= Provection =

Linguistics term

Provection (from Latin: provectio "advancement") is a technical term of linguistics with two main senses.

(1) The carrying over of the final consonant of a word to the beginning of the following word. Examples in English include Middle English an ewete becoming a newt and Middle English an ekename becoming nickname. The term is obsolete in this sense; in modern terminology the process is usually called metanalysis or rebracketing, which also cover transposition in the reverse direction, as with Middle English a noumpere to Modern English an umpire.

(2) In Insular Celtic languages, the devoicing of a consonant, specifically the change of voiced consonants to the corresponding voiceless consonants, e.g. of [g], [d], [b], [v] to [k], [t], [p], [f] respectively, under the influence of an adjacent voiceless consonant. Examples in Welsh include [g] > [k], as with teg "fair", which before a superlative suffix with the earlier form -haf (with voiceless [h]), gives tecaf "fairest". This term is also used for a grammatically triggered process with a similar effect as in, for example, Breton bro "land" but ho pro "your (plural) land".

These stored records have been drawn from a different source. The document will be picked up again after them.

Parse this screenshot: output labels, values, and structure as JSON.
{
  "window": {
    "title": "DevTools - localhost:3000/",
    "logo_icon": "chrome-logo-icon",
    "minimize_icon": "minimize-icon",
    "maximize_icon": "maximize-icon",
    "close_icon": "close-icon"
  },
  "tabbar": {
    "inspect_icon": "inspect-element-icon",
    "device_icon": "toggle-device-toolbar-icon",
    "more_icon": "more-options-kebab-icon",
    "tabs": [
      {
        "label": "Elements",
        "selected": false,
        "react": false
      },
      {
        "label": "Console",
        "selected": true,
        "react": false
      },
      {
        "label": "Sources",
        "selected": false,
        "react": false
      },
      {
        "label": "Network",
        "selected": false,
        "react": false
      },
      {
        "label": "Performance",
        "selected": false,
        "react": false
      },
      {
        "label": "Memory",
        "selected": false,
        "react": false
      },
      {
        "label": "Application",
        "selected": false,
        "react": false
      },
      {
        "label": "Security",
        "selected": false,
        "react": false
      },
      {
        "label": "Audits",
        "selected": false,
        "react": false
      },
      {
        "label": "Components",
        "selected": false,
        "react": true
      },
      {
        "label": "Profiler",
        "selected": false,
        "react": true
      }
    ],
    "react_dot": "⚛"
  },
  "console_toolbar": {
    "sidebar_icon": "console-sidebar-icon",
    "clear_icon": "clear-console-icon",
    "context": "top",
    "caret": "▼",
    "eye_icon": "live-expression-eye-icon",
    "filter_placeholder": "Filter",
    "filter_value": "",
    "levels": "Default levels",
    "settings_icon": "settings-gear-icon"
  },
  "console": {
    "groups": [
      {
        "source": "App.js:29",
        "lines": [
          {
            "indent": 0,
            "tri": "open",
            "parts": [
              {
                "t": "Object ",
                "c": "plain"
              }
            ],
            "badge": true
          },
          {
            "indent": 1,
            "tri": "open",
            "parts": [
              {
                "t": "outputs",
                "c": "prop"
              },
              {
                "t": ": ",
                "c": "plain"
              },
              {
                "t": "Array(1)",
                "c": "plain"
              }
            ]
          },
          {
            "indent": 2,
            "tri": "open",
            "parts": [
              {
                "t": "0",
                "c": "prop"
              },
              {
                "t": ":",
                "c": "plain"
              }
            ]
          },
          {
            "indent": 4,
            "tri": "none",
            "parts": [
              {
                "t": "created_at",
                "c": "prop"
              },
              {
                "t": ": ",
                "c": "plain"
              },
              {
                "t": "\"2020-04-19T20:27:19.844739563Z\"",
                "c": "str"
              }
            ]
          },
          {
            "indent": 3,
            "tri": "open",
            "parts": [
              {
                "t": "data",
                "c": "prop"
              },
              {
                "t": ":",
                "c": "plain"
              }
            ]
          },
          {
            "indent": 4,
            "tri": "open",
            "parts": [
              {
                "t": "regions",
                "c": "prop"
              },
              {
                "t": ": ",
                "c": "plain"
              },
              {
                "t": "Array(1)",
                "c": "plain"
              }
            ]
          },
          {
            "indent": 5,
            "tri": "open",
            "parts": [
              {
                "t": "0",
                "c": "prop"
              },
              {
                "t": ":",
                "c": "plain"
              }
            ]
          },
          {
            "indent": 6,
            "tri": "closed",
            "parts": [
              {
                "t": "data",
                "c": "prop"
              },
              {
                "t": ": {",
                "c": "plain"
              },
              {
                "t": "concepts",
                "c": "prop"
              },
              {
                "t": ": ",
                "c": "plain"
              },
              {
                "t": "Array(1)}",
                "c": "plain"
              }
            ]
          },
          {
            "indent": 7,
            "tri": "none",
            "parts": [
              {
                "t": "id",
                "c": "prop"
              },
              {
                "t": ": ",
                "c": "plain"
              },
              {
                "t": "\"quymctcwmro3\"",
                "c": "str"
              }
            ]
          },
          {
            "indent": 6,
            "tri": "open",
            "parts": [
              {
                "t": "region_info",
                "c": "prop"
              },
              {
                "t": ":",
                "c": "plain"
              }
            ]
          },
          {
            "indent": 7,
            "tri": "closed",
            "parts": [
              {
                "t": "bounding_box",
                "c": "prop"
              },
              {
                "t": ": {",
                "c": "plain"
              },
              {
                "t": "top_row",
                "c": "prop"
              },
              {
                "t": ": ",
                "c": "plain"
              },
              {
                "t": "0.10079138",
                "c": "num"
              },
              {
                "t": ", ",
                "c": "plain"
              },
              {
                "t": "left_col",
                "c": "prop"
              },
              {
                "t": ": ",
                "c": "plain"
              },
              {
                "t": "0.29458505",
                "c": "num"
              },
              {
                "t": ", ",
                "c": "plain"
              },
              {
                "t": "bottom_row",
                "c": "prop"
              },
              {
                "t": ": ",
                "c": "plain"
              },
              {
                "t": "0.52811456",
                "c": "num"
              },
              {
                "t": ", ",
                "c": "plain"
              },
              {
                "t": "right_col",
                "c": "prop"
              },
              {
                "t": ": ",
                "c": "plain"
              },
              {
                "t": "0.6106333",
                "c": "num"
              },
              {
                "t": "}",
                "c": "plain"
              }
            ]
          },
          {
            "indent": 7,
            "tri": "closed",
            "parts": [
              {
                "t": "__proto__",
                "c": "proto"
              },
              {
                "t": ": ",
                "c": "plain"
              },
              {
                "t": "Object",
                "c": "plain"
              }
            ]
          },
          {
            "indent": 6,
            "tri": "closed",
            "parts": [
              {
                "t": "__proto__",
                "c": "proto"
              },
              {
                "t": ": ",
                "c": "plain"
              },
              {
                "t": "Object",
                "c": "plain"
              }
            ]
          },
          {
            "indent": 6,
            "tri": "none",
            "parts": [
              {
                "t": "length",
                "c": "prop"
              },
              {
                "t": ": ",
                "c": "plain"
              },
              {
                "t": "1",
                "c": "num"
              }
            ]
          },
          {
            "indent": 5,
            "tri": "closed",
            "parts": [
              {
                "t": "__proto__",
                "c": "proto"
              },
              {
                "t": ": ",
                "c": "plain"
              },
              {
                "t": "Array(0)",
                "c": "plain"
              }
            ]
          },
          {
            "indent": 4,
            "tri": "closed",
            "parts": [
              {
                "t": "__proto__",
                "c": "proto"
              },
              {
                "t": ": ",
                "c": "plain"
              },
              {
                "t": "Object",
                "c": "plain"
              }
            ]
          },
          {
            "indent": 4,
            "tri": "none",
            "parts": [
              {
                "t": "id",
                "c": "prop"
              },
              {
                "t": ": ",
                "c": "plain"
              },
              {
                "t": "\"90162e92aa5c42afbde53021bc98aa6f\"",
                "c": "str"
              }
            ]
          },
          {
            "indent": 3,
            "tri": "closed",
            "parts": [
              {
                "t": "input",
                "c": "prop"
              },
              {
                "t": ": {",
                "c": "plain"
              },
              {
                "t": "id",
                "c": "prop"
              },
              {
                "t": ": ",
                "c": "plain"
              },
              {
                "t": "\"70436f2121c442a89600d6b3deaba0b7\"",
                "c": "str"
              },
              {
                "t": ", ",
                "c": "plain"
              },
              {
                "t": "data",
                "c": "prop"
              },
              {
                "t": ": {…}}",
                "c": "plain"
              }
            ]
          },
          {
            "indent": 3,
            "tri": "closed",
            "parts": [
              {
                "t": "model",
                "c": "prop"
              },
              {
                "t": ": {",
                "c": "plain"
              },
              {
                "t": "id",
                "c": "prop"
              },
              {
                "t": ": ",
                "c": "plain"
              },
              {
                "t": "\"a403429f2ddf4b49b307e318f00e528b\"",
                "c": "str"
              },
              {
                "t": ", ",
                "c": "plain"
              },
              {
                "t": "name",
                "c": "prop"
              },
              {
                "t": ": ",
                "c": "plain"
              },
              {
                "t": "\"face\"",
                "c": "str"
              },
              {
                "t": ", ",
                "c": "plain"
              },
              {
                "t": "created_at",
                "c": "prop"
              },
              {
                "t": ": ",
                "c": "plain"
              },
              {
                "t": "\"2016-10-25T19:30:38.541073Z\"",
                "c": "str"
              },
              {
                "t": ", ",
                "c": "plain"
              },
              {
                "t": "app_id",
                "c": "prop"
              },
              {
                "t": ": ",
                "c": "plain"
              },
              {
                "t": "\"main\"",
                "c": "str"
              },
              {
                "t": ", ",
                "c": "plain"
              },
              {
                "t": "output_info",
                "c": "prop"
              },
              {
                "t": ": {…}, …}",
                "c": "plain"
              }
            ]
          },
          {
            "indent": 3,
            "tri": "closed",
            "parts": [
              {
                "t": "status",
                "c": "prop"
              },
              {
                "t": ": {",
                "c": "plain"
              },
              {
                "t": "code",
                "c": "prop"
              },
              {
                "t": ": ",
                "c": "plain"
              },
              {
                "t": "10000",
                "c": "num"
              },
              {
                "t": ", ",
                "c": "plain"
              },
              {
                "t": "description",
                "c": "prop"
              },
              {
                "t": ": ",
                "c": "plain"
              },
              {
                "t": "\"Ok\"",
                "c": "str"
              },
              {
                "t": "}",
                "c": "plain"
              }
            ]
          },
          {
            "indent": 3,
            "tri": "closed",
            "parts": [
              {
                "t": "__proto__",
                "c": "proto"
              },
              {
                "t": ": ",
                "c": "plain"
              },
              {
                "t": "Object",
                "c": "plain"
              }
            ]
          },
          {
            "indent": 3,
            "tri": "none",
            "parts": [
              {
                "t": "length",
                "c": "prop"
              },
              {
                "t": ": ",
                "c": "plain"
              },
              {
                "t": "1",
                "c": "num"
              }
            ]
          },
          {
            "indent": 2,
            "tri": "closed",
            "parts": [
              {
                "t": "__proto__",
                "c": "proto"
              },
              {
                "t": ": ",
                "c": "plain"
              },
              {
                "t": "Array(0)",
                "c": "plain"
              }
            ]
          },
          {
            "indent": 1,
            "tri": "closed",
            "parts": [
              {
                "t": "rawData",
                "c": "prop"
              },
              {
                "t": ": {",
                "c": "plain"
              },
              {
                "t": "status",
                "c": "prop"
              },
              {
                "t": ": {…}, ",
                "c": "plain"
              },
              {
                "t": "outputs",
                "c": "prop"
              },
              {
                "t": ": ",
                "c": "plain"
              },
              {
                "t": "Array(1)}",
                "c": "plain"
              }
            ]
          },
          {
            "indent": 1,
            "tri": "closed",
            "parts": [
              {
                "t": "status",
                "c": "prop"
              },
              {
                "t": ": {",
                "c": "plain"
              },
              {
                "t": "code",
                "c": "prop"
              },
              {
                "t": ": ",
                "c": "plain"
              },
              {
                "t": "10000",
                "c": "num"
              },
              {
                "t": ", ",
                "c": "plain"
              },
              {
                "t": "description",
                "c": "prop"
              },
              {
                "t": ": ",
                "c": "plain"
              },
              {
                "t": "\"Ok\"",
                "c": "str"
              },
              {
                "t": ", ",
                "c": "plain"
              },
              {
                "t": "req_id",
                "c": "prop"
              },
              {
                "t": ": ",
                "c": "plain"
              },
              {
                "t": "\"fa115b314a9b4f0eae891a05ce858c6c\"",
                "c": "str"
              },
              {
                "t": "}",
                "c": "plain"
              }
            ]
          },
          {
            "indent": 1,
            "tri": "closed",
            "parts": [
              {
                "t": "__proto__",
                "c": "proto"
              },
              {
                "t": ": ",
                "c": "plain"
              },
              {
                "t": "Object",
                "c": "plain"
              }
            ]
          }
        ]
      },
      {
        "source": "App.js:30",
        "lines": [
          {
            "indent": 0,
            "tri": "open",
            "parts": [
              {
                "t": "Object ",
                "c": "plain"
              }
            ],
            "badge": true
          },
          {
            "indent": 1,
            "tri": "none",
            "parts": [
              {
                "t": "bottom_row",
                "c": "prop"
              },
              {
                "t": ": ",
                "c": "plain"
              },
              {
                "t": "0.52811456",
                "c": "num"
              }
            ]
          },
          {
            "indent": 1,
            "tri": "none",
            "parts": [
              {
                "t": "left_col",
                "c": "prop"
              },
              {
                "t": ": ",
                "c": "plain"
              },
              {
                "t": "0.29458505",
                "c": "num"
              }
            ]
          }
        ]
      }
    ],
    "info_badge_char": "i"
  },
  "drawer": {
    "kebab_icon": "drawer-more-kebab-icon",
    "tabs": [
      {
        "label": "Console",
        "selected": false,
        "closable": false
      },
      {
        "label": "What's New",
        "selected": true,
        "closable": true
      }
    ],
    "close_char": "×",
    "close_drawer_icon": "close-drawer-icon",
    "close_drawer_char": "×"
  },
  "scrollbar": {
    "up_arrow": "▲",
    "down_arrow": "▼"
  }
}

The term provection has also been used for a variety of other processes in Celtic with similar effects, such as when two successive voiced plosives were replaced by a single voiceless plosive (Welsh *meid-din from Latin matutinum "morning" becoming Welsh (ers) meitin "a while ago"), or when a voiced plosive was devoiced before a voiceless one and merged with it (Welsh pob "every" + peth "thing" becoming popeth "everything"). A further process for which the term has been used is for the change of a voiced fricative to a voiced stop after a resonant consonant, as in the case of Proto-Welsh *benðixt from Latin benedictio "blessing" becoming Welsh bendith. A catalogue of such effects is given in the historical linguistic text A Welsh grammar by J. Morris Jones, and in A concise comparative Celtic grammar by Henry Lewis and Holger Pedersen. (For a brief account see also Ball (1993: 309).).

The term is used by linguists both for the historical processes which give rise to a change of pronunciation, and for their legacy, the processes which occur when words or morphemes of the appropriate form are brought together in continuous speech or writing. In the earlier history of the Goidelic languages, some changes of pronunciation comparable to those in British Celtic occurred, and the term is also used to label them, but those processes have no counterparts in the grammars of the surviving modern Goidelic languages, Irish and Scottish Gaelic.